Après plusieurs jours de tensions commerciales intenses, Donald Trump opère un nouveau revirement. Depuis le Forum économique mondial de Davos, le président américain annonce la suspension des droits de douane qui devaient frapper plusieurs pays européens dès le 1er février 2026.

Même si la menace tarifaire est levée, aucun accord formel n’est signé. Et surtout, cette séquence confirme un changement profond : les droits de douane sont devenus un outil politique à activation rapide, capable de bouleverser un business model en quelques jours.

Une semaine de montagnes russes pour le commerce transatlantique

Pour comprendre la portée de cette annonce, il faut revenir sur la séquence des derniers jours, particulièrement violente pour les acteurs du e-commerce cross-border.

  • Premier acte : Donald Trump annonce une surtaxe généralisée de 10% sur tous les biens européens, applicable dès le 1er février, avec une menace explicite de passage à 25% quelques mois plus tard. Une mesure qui concernait directement les flux e-commerce, les colis transfrontaliers et l’ensemble des modèles D2C vers les États-Unis, comme détaillé dans notre analyse sur la taxe de 10 % sur les exportations européennes.
  • Deuxième acte : l’escalade devient ciblée. La France est directement visée par une menace de droits de douane de 200% sur les vins et champagnes, présentée comme une réponse politique au refus d’Emmanuel Macron de rejoindre le « Conseil de paix » voulu par Washington. Une attaque frontale contre un secteur vitrine de l’export français, que nous avons analysée dans notre article sur la menace de 200% sur le vin et le champagne.

C’est dans ce contexte explosif que Donald Trump annonce finalement la désescalade.

Davos : un accord annoncé, mais toujours invisible

Depuis Davos, Donald Trump affirme avoir obtenu le « cadre d’un futur accord » sur le Groenland à l’issue d’échanges avec le secrétaire général de l’OTAN, Mark Rutte. Sur cette base, il annonce renoncer aux droits de douane qui devaient entrer en vigueur au 1er février.

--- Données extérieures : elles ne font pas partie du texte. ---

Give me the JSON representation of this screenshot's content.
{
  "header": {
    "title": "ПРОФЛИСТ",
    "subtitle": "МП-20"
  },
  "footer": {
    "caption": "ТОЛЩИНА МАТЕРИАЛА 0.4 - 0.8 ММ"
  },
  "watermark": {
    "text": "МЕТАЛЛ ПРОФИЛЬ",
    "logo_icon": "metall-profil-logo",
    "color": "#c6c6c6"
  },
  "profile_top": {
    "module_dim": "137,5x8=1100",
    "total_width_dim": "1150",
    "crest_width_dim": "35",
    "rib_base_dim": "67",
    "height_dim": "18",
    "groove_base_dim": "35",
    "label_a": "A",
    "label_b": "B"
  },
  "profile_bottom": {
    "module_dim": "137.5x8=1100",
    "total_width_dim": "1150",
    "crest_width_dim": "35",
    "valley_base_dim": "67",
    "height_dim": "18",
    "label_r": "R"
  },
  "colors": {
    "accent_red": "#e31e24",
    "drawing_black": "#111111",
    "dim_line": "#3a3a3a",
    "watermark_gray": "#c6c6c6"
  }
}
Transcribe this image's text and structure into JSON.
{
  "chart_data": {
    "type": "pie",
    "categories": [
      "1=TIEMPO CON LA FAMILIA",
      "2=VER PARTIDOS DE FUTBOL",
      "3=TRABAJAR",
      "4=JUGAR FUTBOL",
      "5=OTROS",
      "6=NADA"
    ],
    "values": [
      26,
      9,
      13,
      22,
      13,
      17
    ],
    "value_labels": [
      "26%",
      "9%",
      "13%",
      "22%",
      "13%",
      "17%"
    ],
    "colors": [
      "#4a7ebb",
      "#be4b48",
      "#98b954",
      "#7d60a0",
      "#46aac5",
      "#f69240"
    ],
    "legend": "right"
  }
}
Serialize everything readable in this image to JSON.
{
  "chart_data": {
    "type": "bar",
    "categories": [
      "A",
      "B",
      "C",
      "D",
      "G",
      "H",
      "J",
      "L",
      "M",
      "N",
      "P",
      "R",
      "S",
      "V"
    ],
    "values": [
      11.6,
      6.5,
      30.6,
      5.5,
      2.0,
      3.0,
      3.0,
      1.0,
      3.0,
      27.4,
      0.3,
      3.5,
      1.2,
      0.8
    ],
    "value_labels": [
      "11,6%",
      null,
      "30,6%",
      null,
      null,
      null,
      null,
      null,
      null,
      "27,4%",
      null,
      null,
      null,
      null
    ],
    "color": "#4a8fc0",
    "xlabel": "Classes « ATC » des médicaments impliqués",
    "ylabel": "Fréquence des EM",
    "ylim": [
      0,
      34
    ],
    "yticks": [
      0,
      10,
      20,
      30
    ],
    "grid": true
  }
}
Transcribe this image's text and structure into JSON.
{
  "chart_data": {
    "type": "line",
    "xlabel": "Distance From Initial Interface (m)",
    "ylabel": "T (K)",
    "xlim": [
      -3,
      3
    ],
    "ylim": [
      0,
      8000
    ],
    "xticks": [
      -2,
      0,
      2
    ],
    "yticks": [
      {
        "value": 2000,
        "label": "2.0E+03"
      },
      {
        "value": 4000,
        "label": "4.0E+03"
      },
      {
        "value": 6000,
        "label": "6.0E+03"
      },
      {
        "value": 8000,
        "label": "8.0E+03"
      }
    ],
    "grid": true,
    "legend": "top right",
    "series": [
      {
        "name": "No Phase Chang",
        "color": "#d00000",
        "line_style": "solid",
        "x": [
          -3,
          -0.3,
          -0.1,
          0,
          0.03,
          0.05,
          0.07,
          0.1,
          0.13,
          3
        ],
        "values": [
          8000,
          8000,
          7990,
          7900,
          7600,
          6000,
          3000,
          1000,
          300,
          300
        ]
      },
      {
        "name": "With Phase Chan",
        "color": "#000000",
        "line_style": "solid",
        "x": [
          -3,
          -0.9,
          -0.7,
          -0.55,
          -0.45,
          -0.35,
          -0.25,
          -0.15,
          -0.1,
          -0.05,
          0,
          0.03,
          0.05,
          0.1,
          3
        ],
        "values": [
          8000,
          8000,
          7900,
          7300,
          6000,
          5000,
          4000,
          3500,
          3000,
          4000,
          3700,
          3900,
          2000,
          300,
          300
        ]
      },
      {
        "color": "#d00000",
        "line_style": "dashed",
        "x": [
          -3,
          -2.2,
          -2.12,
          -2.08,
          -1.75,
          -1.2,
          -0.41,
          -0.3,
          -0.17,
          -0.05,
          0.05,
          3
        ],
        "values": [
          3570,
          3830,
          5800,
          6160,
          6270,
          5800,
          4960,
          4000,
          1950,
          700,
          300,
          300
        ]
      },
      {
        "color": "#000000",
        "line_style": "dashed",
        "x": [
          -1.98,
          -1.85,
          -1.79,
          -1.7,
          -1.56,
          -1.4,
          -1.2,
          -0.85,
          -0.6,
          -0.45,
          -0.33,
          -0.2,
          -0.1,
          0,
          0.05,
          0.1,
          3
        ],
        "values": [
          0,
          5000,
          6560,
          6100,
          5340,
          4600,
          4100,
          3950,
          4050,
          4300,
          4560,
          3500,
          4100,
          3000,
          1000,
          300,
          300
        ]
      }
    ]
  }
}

Mais derrière l’annonce, les zones d’ombre sont nombreuses :

  • aucun texte signé ou publié,
  • aucun calendrier de mise en œuvre,
  • aucune précision sur la souveraineté du Groenland,
  • aucune garantie juridique pour les échanges commerciaux.

L’OTAN confirme l’existence de discussions, tout en soulignant qu’« il reste beaucoup de travail ». Le Danemark parle de signaux positifs, sans valider le contenu de l’accord évoqué. Autrement dit, la trêve commerciale repose sur une promesse politique fragile, et non sur un cadre contractuel opposable.

Ce que la pause des taxes change concrètement pour les e-commerçants

À court terme, la décision américaine a un effet immédiat :

  • les droits de douane additionnels de 10% ne s’appliqueront pas au 1er février,
  • les landed costs restent stables,
  • les prix de vente aux États-Unis n’ont pas à être ajustés dans l’urgence.

Mais à moyen terme, plusieurs signaux doivent alerter les marchands.

D’abord, la fiscalité douanière devient un levier de pression diplomatique assumé. En quelques jours, les taxes ont été annoncées, modulées, ciblées, puis suspendues. Cette volatilité est incompatible avec les logiques classiques du e-commerce, fondées sur l’anticipation, le pricing et la planification des stocks.

Ensuite, le filet de sécurité européen reste gelé. Tant que l’accord commercial UE–États-Unis n’est pas ratifié, aucune protection structurelle ne limite une nouvelle escalade tarifaire.

Enfin, l’effet « stop and go » complique fortement la gestion opérationnelle : comment engager des budgets marketing, lancer des collections ou expédier des stocks vers les États-Unis si le cadre douanier peut basculer en 24 heures ?

Conclusion : une trêve commerciale, pas un retour à la stabilité

La guerre commerciale est en pause, mais la paix n’est pas signée. Le revirement de Donald Trump offre un soulagement immédiat, sans résoudre le problème de fond : l’imprévisibilité du cadre commercial transatlantique.

En 2026, la diversification géographique, la flexibilité logistique et la prudence stratégique deviennent des leviers de survie autant que de croissance.

La route vers l’Ouest reste ouverte. Mais elle n’a jamais été aussi instable.